In § 24 Abs. 2 Satz 1 des am 01.08.2006 in Kraft getretenen Energiesteuergesetzes (EnergieStG) vom 15.07.2006 (BGBl. I S. 1534, mit späteren Änderungen) ist zwar im Grundsatz bestimmt, dass die steuerfreie Verwendung von Energieerzeugnissen in den Fällen der §§ 25 bis 27 EnergieStG der Erlaubnis bedarf. Nach § 27 Abs. 1 Satz 1 Nr. 1 EnergieStG dürfen Energieerzeugnisse der Unterpositionen 2710 19 41 bis 2710 19 99 der Kombinierten Nomenklatur in Wasserfahrzeugen für die Schifffahrt mit Ausnahme der privaten nicht gewerblichen Schifffahrt steuerfrei verwendet werden.

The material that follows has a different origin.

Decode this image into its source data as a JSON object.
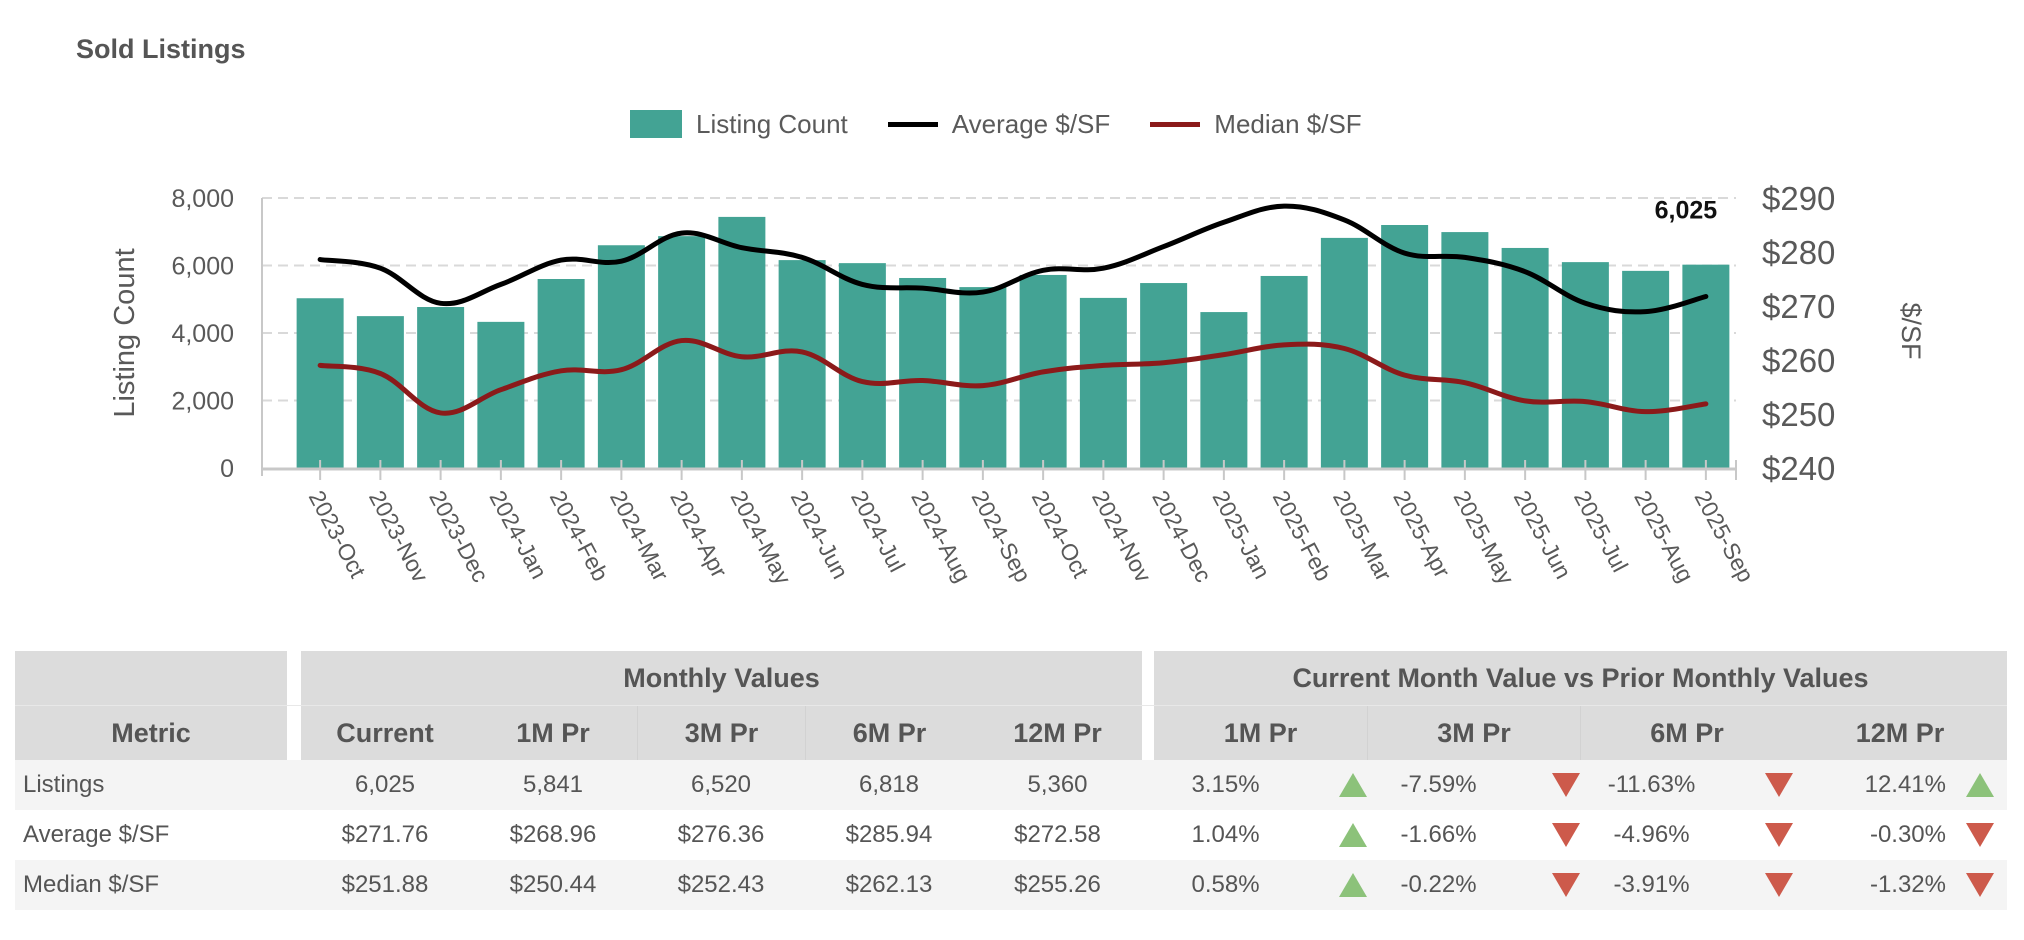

Dieser Grundsatz erfährt allerdings durch § 55 der am 04.08.2006 in Kraft getretenen Verordnung zur Durchführung des Energiesteuergesetzes (Energiesteuer-Durchführungsverordnung - EnergieStV) vom 31.07.2006 (BGBl. I S. 1753, mit späteren Änderungen) vielfältige Ausnahmen, wonach nämlich unter Verzicht auf eine förmliche Einzelerlaubnis nach Maßgabe der Anlage 1 zur EnergieStV die Verwendung und die Verteilung von steuerfreien Energieerzeugnissen sowie das Verbringen von steuerfreien Energieerzeugnissen aus dem Steuergebiet allgemein erlaubt werden. Von dieser allgemeinen Erlaubnis erfasst werden auch Energieerzeugnisse nach § 27 Abs. 1 EnergieStG, die nach § 27 Abs. 1 Satz 1 Nr. 1 EnergieStG für die Schifffahrt verwendet werden. Gilt aber die von der Klägerin beabsichtigte Verwendung seit dem 04.08.2006 nach Maßgabe des § 55 EnergieStV als allgemein erlaubt, bestand für die von der Klägerin am 11.06.2007 erhobenen Klage von Anfang kein Rechtsschutzbedürfnis.

Die Kostenentscheidung folgt aus § 135 Abs. 1 FGO. Die übrigen Nebenentscheidungen beruhen auf §§ 151, 155 FGO i.V.m. §§ 708 Nr. 10, 711 ZPO. Gründe, die Revision zuzulassen (§ 115 Abs. 2 FGO), sind nicht gegeben.